What do we know about what school leavers and graduates are doing?: a European perspective on data production and utilisation

by Rita Hordosy




Institution: University of Birmingham
Department: School of Education
Year: 2014
Keywords: H Social Sciences (General); LB1603 Secondary Education. High schools; LB2300 Higher Education
Record ID: 1406579
Full text PDF: http://etheses.bham.ac.uk/4505/


Abstract

Considerable resources are spent on school leavers’ and graduates’ information systems (SLGIS) in numerous European countries, but it is not clear what happens to the results. This research investigates how school leavers’ and graduates’ data are produced and to what extent the data are then applied in educational policy planning, institutional decision-making and informing students.
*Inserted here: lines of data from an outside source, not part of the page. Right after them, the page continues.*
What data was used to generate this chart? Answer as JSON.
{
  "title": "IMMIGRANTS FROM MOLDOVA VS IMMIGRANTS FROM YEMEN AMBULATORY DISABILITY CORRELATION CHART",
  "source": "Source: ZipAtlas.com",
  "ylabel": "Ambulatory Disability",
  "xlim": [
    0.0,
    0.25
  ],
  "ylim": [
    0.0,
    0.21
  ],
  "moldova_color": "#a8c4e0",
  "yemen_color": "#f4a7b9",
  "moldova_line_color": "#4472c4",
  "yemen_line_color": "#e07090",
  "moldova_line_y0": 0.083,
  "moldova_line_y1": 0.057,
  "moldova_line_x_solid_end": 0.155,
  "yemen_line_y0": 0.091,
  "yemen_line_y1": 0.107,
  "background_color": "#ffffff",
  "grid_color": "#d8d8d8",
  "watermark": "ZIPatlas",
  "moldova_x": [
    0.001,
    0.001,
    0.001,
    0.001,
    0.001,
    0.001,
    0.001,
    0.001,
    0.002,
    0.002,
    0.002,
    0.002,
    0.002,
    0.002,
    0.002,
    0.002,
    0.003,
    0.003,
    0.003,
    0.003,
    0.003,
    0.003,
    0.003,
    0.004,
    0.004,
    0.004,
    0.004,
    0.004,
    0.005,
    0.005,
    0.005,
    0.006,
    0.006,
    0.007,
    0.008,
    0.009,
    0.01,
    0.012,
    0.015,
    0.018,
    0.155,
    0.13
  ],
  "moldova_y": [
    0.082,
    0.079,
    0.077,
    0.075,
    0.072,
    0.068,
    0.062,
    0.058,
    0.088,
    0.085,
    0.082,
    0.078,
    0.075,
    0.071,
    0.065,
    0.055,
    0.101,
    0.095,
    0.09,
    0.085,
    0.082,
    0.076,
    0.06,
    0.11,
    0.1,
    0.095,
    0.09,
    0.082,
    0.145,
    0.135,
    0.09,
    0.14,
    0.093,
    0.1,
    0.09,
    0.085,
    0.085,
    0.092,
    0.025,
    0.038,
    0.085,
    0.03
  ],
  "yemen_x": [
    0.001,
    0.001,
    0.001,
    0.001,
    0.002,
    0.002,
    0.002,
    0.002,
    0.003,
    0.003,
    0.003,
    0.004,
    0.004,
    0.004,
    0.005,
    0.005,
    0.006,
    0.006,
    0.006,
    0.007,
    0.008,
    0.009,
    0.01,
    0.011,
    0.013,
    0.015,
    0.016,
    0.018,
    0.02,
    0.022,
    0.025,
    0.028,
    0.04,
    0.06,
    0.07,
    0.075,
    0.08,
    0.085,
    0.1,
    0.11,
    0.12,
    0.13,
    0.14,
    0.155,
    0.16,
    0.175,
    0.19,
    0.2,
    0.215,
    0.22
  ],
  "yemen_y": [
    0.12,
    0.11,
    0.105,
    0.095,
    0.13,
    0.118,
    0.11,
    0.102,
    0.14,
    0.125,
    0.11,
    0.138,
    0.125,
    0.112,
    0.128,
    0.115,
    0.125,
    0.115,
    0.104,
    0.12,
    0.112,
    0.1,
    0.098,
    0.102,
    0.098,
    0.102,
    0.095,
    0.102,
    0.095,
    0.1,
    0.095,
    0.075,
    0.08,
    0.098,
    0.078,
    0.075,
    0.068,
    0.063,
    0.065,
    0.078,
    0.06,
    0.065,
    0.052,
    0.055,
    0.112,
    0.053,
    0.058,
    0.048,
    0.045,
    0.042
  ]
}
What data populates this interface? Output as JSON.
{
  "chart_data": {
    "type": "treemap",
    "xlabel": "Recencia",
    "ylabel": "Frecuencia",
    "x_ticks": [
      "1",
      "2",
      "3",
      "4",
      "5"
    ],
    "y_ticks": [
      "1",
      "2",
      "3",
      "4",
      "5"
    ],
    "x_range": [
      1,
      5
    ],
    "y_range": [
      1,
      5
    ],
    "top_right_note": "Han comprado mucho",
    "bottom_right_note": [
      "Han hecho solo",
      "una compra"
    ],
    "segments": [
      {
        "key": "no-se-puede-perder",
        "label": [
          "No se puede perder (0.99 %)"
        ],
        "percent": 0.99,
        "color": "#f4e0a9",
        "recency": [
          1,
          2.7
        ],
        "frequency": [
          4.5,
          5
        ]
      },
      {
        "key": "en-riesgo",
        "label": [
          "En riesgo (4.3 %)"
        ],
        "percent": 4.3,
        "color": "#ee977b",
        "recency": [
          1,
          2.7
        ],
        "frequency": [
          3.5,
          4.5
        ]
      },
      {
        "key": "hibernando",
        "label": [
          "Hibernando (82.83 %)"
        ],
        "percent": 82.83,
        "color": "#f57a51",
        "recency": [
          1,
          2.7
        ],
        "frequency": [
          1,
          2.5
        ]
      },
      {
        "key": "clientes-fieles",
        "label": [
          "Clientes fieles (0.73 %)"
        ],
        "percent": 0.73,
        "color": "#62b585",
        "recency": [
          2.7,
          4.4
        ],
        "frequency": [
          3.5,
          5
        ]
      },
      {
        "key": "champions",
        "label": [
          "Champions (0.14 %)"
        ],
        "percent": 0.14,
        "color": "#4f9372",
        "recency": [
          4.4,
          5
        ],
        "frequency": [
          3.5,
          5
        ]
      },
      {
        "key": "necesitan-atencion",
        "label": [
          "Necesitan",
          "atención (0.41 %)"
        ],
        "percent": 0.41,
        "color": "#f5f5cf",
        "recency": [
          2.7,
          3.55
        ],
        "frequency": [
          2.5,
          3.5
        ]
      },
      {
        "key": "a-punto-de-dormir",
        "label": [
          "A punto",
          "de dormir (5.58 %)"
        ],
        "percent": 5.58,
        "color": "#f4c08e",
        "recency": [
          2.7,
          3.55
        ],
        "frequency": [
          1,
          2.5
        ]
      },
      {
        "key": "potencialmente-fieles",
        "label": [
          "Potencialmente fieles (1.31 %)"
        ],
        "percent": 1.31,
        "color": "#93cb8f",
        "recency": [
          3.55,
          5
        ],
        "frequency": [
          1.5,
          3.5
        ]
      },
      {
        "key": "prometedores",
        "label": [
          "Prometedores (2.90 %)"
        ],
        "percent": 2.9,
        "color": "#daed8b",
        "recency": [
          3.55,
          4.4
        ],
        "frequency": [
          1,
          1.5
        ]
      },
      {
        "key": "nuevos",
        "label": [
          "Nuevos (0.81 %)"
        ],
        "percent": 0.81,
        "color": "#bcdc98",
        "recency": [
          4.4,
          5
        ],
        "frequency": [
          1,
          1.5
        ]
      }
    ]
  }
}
This investigation categorises the currently available SLGIS in Europe using documentary data, analysis of which leads to a typology and the selection of three distinct cases. These cases - England, Finland and the Netherlands – are explored based on 15 élite interviews in each country, and further documentary data. The reported uses of SLGIS are broadly similar across the different case study countries, despite the clear differences in the design of their SGLIS. This suggests that the ‘value’ might not be intrinsic to the data itself but it depends on the judgement of the society. On the other hand, their uses are contrasted in terms of data-production and data-utilisation based on the interplay of data-needs of the different actors regarding the SLGIS. The data-needs of the policy and the institutional levels differ substantially. For example, whereas policy is largely content with a national picture, institutions require more detailed information at the level of educational programmes. Findings like these suggest that national and international investment in SLGIS could be made more efficient.